Google's rollout of its super high-speed Google Fiber broadband network might be intended as little more than a "whip" to encourage the traditional telecommunications and cable operators to upgrade their own networks to send more data into homes -- or they risk the threat of Google moving into local communities to offer lower-cost and higher-speed broadband services.
"I don't expect them to really dig up flower beds on a major scale," JP Morgan managing director Philip Cusick said.
In other words, Cusick doesn't believe that Google intends to spend the billions of dollars that it would take to lay the fiber lines necessary to build a national footprint for broadband on the scale of an AT&T, Verizon, Comcast, Cox Communications or Charter.

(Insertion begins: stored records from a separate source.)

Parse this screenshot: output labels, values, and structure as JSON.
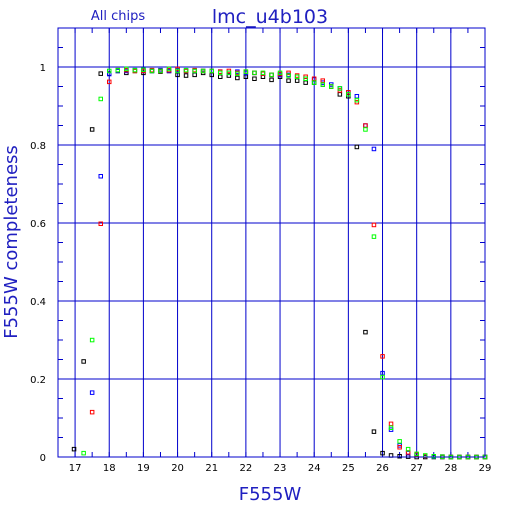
{
  "chart_data": {
    "type": "scatter",
    "title": "lmc_u4b103",
    "subtitle": "All chips",
    "xlabel": "F555W",
    "ylabel": "F555W completeness",
    "xlim": [
      16.5,
      29.0
    ],
    "ylim": [
      0,
      1.1
    ],
    "xticks": [
      "17",
      "18",
      "19",
      "20",
      "21",
      "22",
      "23",
      "24",
      "25",
      "26",
      "27",
      "28",
      "29"
    ],
    "yticks": [
      "0",
      "0.2",
      "0.4",
      "0.6",
      "0.8",
      "1"
    ],
    "grid": true,
    "marker": "open-square",
    "colors": {
      "frame": "#0000cc",
      "title": "#2020c0",
      "tick_labels": "#000000"
    },
    "series": [
      {
        "color": "#000000",
        "x": [
          16.97,
          17.25,
          17.5,
          17.75,
          18.0,
          18.25,
          18.5,
          18.75,
          19.0,
          19.25,
          19.5,
          19.75,
          20.0,
          20.25,
          20.5,
          20.75,
          21.0,
          21.25,
          21.5,
          21.75,
          22.0,
          22.25,
          22.5,
          22.75,
          23.0,
          23.25,
          23.5,
          23.75,
          24.0,
          24.25,
          24.5,
          24.75,
          25.0,
          25.25,
          25.5,
          25.75,
          26.0,
          26.25,
          26.5,
          26.75,
          27.0,
          27.25,
          27.5,
          27.75,
          28.0,
          28.25,
          28.5,
          28.75,
          29.0
        ],
        "y": [
          0.02,
          0.245,
          0.84,
          0.983,
          0.983,
          0.99,
          0.985,
          0.99,
          0.985,
          0.99,
          0.988,
          0.99,
          0.98,
          0.978,
          0.98,
          0.985,
          0.98,
          0.975,
          0.978,
          0.972,
          0.975,
          0.97,
          0.975,
          0.967,
          0.975,
          0.965,
          0.965,
          0.96,
          0.96,
          0.955,
          0.95,
          0.93,
          0.925,
          0.795,
          0.32,
          0.065,
          0.01,
          0.004,
          0.002,
          0.001,
          0.0,
          0.0,
          0.0,
          0.0,
          0.0,
          0.0,
          0.0,
          0.0,
          0.0
        ]
      },
      {
        "color": "#0000ff",
        "x": [
          17.5,
          17.75,
          18.0,
          18.25,
          18.5,
          18.75,
          19.0,
          19.25,
          19.5,
          19.75,
          20.0,
          20.25,
          20.5,
          20.75,
          21.0,
          21.25,
          21.5,
          21.75,
          22.0,
          22.25,
          22.5,
          22.75,
          23.0,
          23.25,
          23.5,
          23.75,
          24.0,
          24.25,
          24.5,
          24.75,
          25.0,
          25.25,
          25.5,
          25.75,
          26.0,
          26.25,
          26.5,
          26.75,
          27.0,
          27.25,
          27.5,
          27.75,
          28.0,
          28.25,
          28.5,
          28.75,
          29.0
        ],
        "y": [
          0.165,
          0.72,
          0.982,
          0.99,
          0.99,
          0.992,
          0.992,
          0.99,
          0.992,
          0.99,
          0.992,
          0.99,
          0.99,
          0.99,
          0.99,
          0.988,
          0.985,
          0.988,
          0.985,
          0.985,
          0.983,
          0.98,
          0.98,
          0.98,
          0.975,
          0.97,
          0.968,
          0.96,
          0.955,
          0.945,
          0.935,
          0.925,
          0.85,
          0.79,
          0.215,
          0.07,
          0.03,
          0.01,
          0.005,
          0.003,
          0.001,
          0.001,
          0.0,
          0.0,
          0.0,
          0.0,
          0.0
        ]
      },
      {
        "color": "#ff0000",
        "x": [
          17.5,
          17.75,
          18.0,
          18.25,
          18.5,
          18.75,
          19.0,
          19.25,
          19.5,
          19.75,
          20.0,
          20.25,
          20.5,
          20.75,
          21.0,
          21.25,
          21.5,
          21.75,
          22.0,
          22.25,
          22.5,
          22.75,
          23.0,
          23.25,
          23.5,
          23.75,
          24.0,
          24.25,
          24.5,
          24.75,
          25.0,
          25.25,
          25.5,
          25.75,
          26.0,
          26.25,
          26.5,
          26.75,
          27.0,
          27.25,
          27.5,
          27.75,
          28.0,
          28.25,
          28.5,
          28.75,
          29.0
        ],
        "y": [
          0.115,
          0.598,
          0.962,
          0.992,
          0.992,
          0.99,
          0.99,
          0.992,
          0.99,
          0.992,
          0.995,
          0.99,
          0.992,
          0.99,
          0.99,
          0.988,
          0.99,
          0.985,
          0.988,
          0.985,
          0.983,
          0.98,
          0.982,
          0.985,
          0.978,
          0.975,
          0.97,
          0.965,
          0.95,
          0.94,
          0.935,
          0.91,
          0.85,
          0.595,
          0.258,
          0.085,
          0.025,
          0.012,
          0.006,
          0.003,
          0.002,
          0.001,
          0.0,
          0.0,
          0.0,
          0.0,
          0.0
        ]
      },
      {
        "color": "#00ff00",
        "x": [
          17.25,
          17.5,
          17.75,
          18.0,
          18.25,
          18.5,
          18.75,
          19.0,
          19.25,
          19.5,
          19.75,
          20.0,
          20.25,
          20.5,
          20.75,
          21.0,
          21.25,
          21.5,
          21.75,
          22.0,
          22.25,
          22.5,
          22.75,
          23.0,
          23.25,
          23.5,
          23.75,
          24.0,
          24.25,
          24.5,
          24.75,
          25.0,
          25.25,
          25.5,
          25.75,
          26.0,
          26.25,
          26.5,
          26.75,
          27.0,
          27.25,
          27.5,
          27.75,
          28.0,
          28.25,
          28.5,
          28.75,
          29.0
        ],
        "y": [
          0.01,
          0.3,
          0.918,
          0.99,
          0.992,
          0.995,
          0.992,
          0.993,
          0.99,
          0.99,
          0.995,
          0.99,
          0.992,
          0.99,
          0.99,
          0.99,
          0.985,
          0.985,
          0.983,
          0.988,
          0.985,
          0.985,
          0.98,
          0.985,
          0.978,
          0.975,
          0.97,
          0.96,
          0.955,
          0.95,
          0.945,
          0.93,
          0.915,
          0.84,
          0.565,
          0.205,
          0.075,
          0.04,
          0.02,
          0.008,
          0.004,
          0.002,
          0.001,
          0.0,
          0.0,
          0.0,
          0.0,
          0.0
        ]
      }
    ]
  }
}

The biggest threat to the industry appears to be coming from within. Growing programming costs and constantly rising cable TV bills appear to be a bigger challenge facing the industry than threats posed by powers from Silicon Valley.
"Cord-cutting is real. It's not much of a debate any longer," said Craig Moffett, senior analyst and partner of the research firm MoffettNathanson.

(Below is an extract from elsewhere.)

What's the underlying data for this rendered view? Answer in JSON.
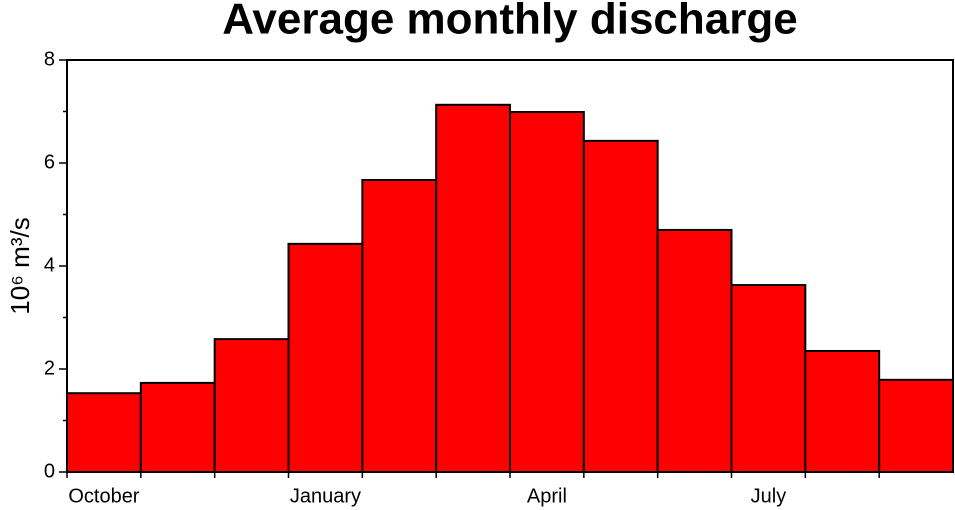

Although millions of people have not canceled their cable subscription, Moffett said, the rising cost of cable TV subscriptions is increasing the likelihood that more people will drop their pay-TV service.

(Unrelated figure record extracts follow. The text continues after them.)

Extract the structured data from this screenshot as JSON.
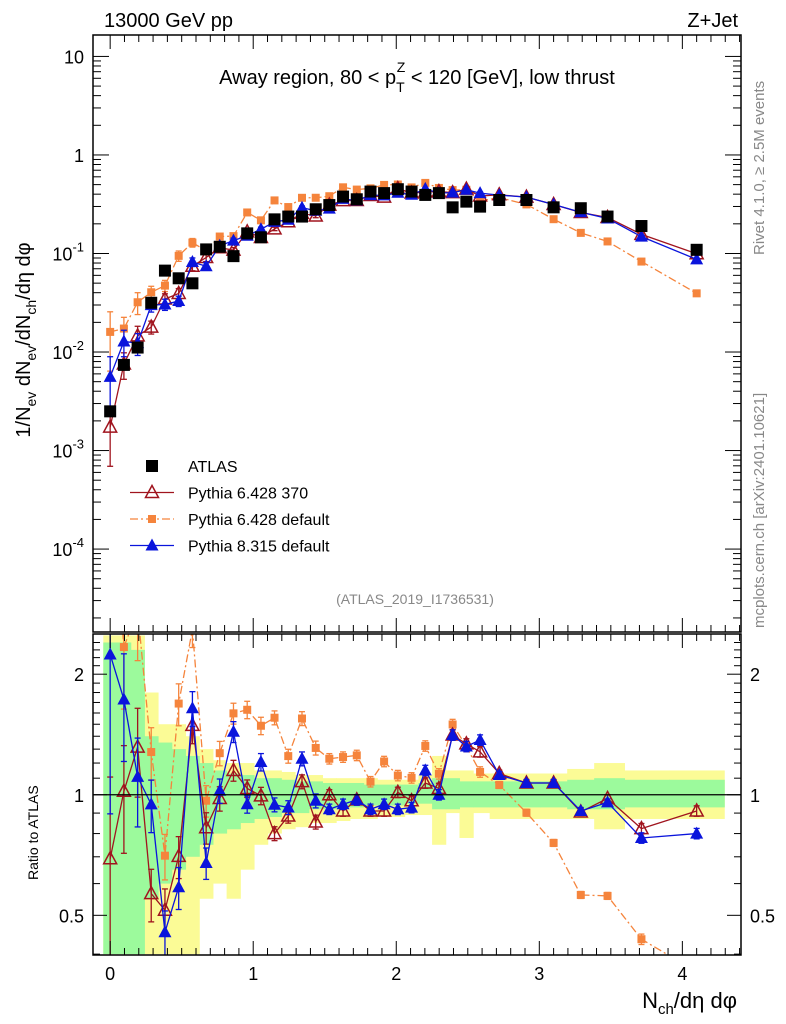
{
  "header": {
    "left": "13000 GeV pp",
    "right": "Z+Jet"
  },
  "side_labels": {
    "rivet": "Rivet 4.1.0, ≥ 2.5M events",
    "mcplots": "mcplots.cern.ch [arXiv:2401.10621]"
  },
  "chart_data": {
    "type": "line",
    "title": "Away region, 80 < p_T^Z < 120 [GeV], low thrust",
    "title_parts": {
      "pre": "Away region, 80 < p",
      "sub": "T",
      "sup": "Z",
      "post": " < 120 [GeV], low thrust"
    },
    "analysis_id": "(ATLAS_2019_I1736531)",
    "xlabel": "N_ch/dη dφ",
    "xlabel_parts": {
      "main": "N",
      "sub": "ch",
      "post": "/dη dφ"
    },
    "ylabel": "1/N_ev dN_ev/dN_ch/dη dφ",
    "ylabel_parts": [
      [
        "1/N",
        ""
      ],
      [
        "ev",
        "sub"
      ],
      [
        " dN",
        ""
      ],
      [
        "ev",
        "sub"
      ],
      [
        "/dN",
        ""
      ],
      [
        "ch",
        "sub"
      ],
      [
        "/dη dφ",
        ""
      ]
    ],
    "ratio_ylabel": "Ratio to ATLAS",
    "xlim": [
      -0.12,
      4.41
    ],
    "ylim": [
      1.44e-05,
      16.5
    ],
    "yscale": "log",
    "ratio_ylim": [
      0.398,
      2.52
    ],
    "ratio_yscale": "log",
    "x_ticks": [
      0,
      1,
      2,
      3,
      4
    ],
    "x_tick_labels": [
      "0",
      "1",
      "2",
      "3",
      "4"
    ],
    "y_ticks": [
      10,
      1,
      0.1,
      0.01,
      0.001,
      0.0001
    ],
    "y_tick_labels": [
      "10",
      "1",
      "10^-1",
      "10^-2",
      "10^-3",
      "10^-4"
    ],
    "ratio_ticks": [
      2,
      1,
      0.5
    ],
    "ratio_tick_labels": [
      "2",
      "1",
      "0.5"
    ],
    "legend_position": "lower-left",
    "x": [
      0.0,
      0.096,
      0.192,
      0.287,
      0.383,
      0.479,
      0.575,
      0.671,
      0.766,
      0.862,
      0.958,
      1.054,
      1.149,
      1.245,
      1.341,
      1.437,
      1.532,
      1.628,
      1.724,
      1.82,
      1.915,
      2.011,
      2.107,
      2.203,
      2.298,
      2.394,
      2.49,
      2.586,
      2.72,
      2.91,
      3.1,
      3.29,
      3.477,
      3.714,
      4.1
    ],
    "series": [
      {
        "name": "ATLAS",
        "color": "#000000",
        "marker": "square",
        "line": "none",
        "values": [
          0.0025,
          0.0074,
          0.0111,
          0.0316,
          0.067,
          0.056,
          0.0498,
          0.11,
          0.117,
          0.094,
          0.16,
          0.146,
          0.222,
          0.237,
          0.237,
          0.281,
          0.31,
          0.378,
          0.355,
          0.425,
          0.41,
          0.449,
          0.425,
          0.393,
          0.41,
          0.294,
          0.336,
          0.299,
          0.349,
          0.349,
          0.294,
          0.288,
          0.237,
          0.19,
          0.109
        ]
      },
      {
        "name": "Pythia 6.428 370",
        "color": "#a0141e",
        "marker": "open-triangle",
        "line": "solid",
        "values": [
          0.00173,
          0.00755,
          0.0146,
          0.0179,
          0.0345,
          0.0393,
          0.0742,
          0.091,
          0.1145,
          0.1081,
          0.1659,
          0.1451,
          0.1776,
          0.2097,
          0.2555,
          0.2403,
          0.31,
          0.3444,
          0.3447,
          0.3872,
          0.3735,
          0.4553,
          0.4106,
          0.4205,
          0.4252,
          0.4145,
          0.4502,
          0.3827,
          0.3944,
          0.3734,
          0.3146,
          0.2609,
          0.232,
          0.1564,
          0.0993
        ]
      },
      {
        "name": "Pythia 6.428 default",
        "color": "#f5843c",
        "marker": "square-small",
        "line": "dashdot",
        "values": [
          0.016,
          0.0173,
          0.032,
          0.0404,
          0.0472,
          0.0946,
          0.129,
          0.1063,
          0.1486,
          0.1501,
          0.2608,
          0.2171,
          0.3457,
          0.296,
          0.3674,
          0.3678,
          0.3813,
          0.4695,
          0.4452,
          0.4582,
          0.4965,
          0.5015,
          0.4684,
          0.5203,
          0.4625,
          0.4404,
          0.4435,
          0.3409,
          0.3692,
          0.3148,
          0.2229,
          0.1619,
          0.1325,
          0.0828,
          0.0394
        ]
      },
      {
        "name": "Pythia 8.315 default",
        "color": "#0a14dc",
        "marker": "triangle",
        "line": "solid",
        "values": [
          0.0056,
          0.0128,
          0.0123,
          0.0299,
          0.0304,
          0.0329,
          0.0819,
          0.0743,
          0.1197,
          0.135,
          0.1515,
          0.1762,
          0.2096,
          0.2202,
          0.2915,
          0.2714,
          0.2852,
          0.358,
          0.3447,
          0.391,
          0.3883,
          0.413,
          0.3948,
          0.452,
          0.41,
          0.4145,
          0.4435,
          0.4096,
          0.3909,
          0.3734,
          0.3146,
          0.2624,
          0.2268,
          0.1482,
          0.0872
        ]
      }
    ],
    "model_rel_err": [
      0.6,
      0.3,
      0.25,
      0.15,
      0.13,
      0.12,
      0.1,
      0.09,
      0.07,
      0.06,
      0.05,
      0.05,
      0.04,
      0.04,
      0.04,
      0.04,
      0.03,
      0.03,
      0.03,
      0.03,
      0.03,
      0.03,
      0.03,
      0.03,
      0.03,
      0.03,
      0.03,
      0.03,
      0.02,
      0.02,
      0.02,
      0.02,
      0.02,
      0.03,
      0.03
    ],
    "ratio_bands": {
      "stat": {
        "color": "#9cfa9c",
        "lo": [
          0.4,
          0.4,
          0.4,
          0.55,
          0.6,
          0.65,
          0.7,
          0.75,
          0.8,
          0.82,
          0.85,
          0.87,
          0.88,
          0.9,
          0.9,
          0.92,
          0.92,
          0.93,
          0.93,
          0.94,
          0.94,
          0.94,
          0.95,
          0.95,
          0.92,
          0.92,
          0.93,
          0.93,
          0.93,
          0.93,
          0.93,
          0.92,
          0.92,
          0.93,
          0.93
        ],
        "hi": [
          2.4,
          2.4,
          2.3,
          1.4,
          1.35,
          1.3,
          1.25,
          1.2,
          1.15,
          1.13,
          1.12,
          1.1,
          1.1,
          1.09,
          1.08,
          1.08,
          1.07,
          1.07,
          1.07,
          1.06,
          1.06,
          1.06,
          1.06,
          1.07,
          1.1,
          1.1,
          1.08,
          1.08,
          1.08,
          1.08,
          1.08,
          1.09,
          1.1,
          1.09,
          1.09
        ]
      },
      "total": {
        "color": "#fbfb96",
        "lo": [
          0.4,
          0.4,
          0.4,
          0.4,
          0.4,
          0.4,
          0.4,
          0.55,
          0.6,
          0.55,
          0.65,
          0.75,
          0.8,
          0.82,
          0.83,
          0.85,
          0.85,
          0.86,
          0.87,
          0.87,
          0.88,
          0.88,
          0.89,
          0.89,
          0.75,
          0.9,
          0.78,
          0.9,
          0.87,
          0.87,
          0.87,
          0.87,
          0.82,
          0.87,
          0.87
        ],
        "hi": [
          2.5,
          2.5,
          2.5,
          1.8,
          1.5,
          1.5,
          1.4,
          1.3,
          1.22,
          1.2,
          1.2,
          1.15,
          1.15,
          1.14,
          1.12,
          1.12,
          1.1,
          1.1,
          1.1,
          1.1,
          1.09,
          1.09,
          1.09,
          1.12,
          1.25,
          1.15,
          1.15,
          1.13,
          1.13,
          1.13,
          1.13,
          1.16,
          1.2,
          1.15,
          1.15
        ]
      }
    }
  }
}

And the more people that cancel their subscriptions, the larger the opportunity is for new companies to enter the space to target this growing group of consumers.
"The bigger the price gets for pay TV the bigger the opportunity is for alternatives," Moffett said.
An explosion in the number of TV channels offered and the ever-increasing fees charged by programmers to the pay-TV distributors has contributed to the inflation. There also seems to be a feeling by some in the industry, and some on Wall Street, that companies will be able to add more features and services, such as home security, to persuade consumers to pay more.
But Moffett didn't sound convinced.
"It's an industry that is heading for the cliff, and the faster we get to it, the more we step on the accelerator," Moffett said.